Because of these surprising losses, Wawrinka’s identity is always in flux. Those two major wins float him above so much of the competition, but he can never rise to the standards of the rest of the era’s elite. Acknowledging this gap, Wawrinka denies he should even be in conversation with his contemporaries: “I’m not as good as them” and “I don’t want to be in comparison with them.” Whether he speaks out of deference or humility is debatable, but the only surefire sign of confidence Wawrinka displays—win or lose—are the words Stan the Man, as if printed on his equipment bag by a sports psychologist.

Stan’s never quite looked the part, either. As he journeyed towards winning the French Open last year, he donned a pair of hideous plaid shorts. Somehow managing to clash and blend at the same time with the red clay of Roland Garros, Stan turned the knob forward on his own career by dialing back his fashion sense. He and his shorts weren’t quite old, nor were they entirely new. And, combined with pockmarked cheeks and soul-saddened eyes, he resembled less a tennis star than some budding genius’ hipster dad. Stan even wears baggier shirts than his contemporaries, as if to hide the paunch of his non-athletic belly. He apologizes for winning because the mirror tells him so. Less Andy Murray and more Bill Murray, his lucky wardrobe gave off the impression he might be auditioning for a Wes Anderson film.

For his recent Australian Open match against Milos Raonic, he donned a radioactive concoction of pink and yellow. The effect was back porch lemonade meets ecstasy-induced rave. Such ornate wardrobe choices are always in direct contrast with his yacht-drifting wino eyes; the results, as always, were down, then up, and then slouching apart.

Wawrinka began the match as a caricature of his very worst. The 25-year-old Raonic swiftly took the first two sets, springing to net and soaring for one planet-crushing volley after another as Stan gloomed about, bleary-eyed and shoulder-slumped. At these times, the length and swiftness of the younger Raonic reduced Wawrinka’s primitive majesty to something anachronistic and slow, like a champagne bottle cracked ages ago against the hull of some soon-to-be-doomed voyage.

But then, with the third set treading water at five games apiece, Wawrinka shook loose from the glooming and jolted to life. He did so on the strength of his signature backhand, the kind of shot that recalls a fencer’s parry as much as a tennis stroke.
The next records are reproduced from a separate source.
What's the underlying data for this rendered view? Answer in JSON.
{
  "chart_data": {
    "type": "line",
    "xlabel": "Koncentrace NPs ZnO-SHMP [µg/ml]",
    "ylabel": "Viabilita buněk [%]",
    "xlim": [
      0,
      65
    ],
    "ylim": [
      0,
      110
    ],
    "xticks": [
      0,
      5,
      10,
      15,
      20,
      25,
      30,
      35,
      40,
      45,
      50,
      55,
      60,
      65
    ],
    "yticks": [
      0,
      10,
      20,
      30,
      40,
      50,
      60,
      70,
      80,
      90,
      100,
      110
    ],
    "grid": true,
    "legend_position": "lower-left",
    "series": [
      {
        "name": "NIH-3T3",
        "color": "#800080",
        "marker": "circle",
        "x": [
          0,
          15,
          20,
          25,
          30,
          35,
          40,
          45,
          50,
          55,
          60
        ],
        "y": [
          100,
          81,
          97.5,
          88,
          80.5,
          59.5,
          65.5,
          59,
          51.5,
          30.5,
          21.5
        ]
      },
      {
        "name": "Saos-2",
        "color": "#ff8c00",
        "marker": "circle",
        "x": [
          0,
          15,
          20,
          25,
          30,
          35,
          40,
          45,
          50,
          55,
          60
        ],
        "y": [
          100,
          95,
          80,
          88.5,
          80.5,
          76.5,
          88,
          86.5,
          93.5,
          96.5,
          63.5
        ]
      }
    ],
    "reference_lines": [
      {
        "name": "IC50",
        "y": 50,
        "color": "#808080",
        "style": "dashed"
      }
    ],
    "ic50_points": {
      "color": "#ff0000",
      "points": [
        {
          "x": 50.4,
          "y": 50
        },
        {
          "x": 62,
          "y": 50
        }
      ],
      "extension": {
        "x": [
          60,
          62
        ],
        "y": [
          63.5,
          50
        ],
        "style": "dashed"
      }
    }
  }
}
Wawrinka set sail with that noble release of his—arm angled up and away from his furrowed brow, pointing to a faraway dot in the light blue yonder—and Raonic watched the ball float by, as if Wawrinka’s power and grace had frozen him. The ball landed inside the baseline, allowing for Wawrinka to take a 15-30 lead in the game. At deuce, Wawrinka would win the next two points and the game. And then he would win the set. With Raonic sprinting to net, Wawrinka’s backhand, once again, handcuffed his more athletic opponent. After a night spent adrift, Stan appeared to be tacking into the wind, discovering the sobriety of his talent.  

The sensation of seeing the emergence of genius proved to be short-lived: Stan lost the fifth set in rather meek fashion, 6 games to 3.

It was a deflating moment, but perhaps Stanislas Wawrinka’s foremost achievement is how he never dips into full-fledged tragedy. He will probably resurface at Roland Garros or Wimbledon or maybe even New York. And, in a Novak-centric world, the game needs Wawrinka at his most quixotic. After all, his wagering on archaic skills and lost arts in the face of the game’s modern ballistics is what makes him a particular brand or flavor to be sniffed and swilled from a fishbowl glass. He is as much tortured artist as proud athlete. To win or lose is not good or bad. With Stanislas, the process is what matters, and his televised matches are PBS specials on how to play exquisitely morose tennis, in extravagantly colored clothing.

When his time at the 2016 Australian Open was up, Stanislas Wawrinka raised his eyebrows, patted Milos Raonic on his clavicle, and didn’t say a word. There was no need for words at all. His eyes told the story of a great house recognizing its own decline, doomed to fall but never collapsing.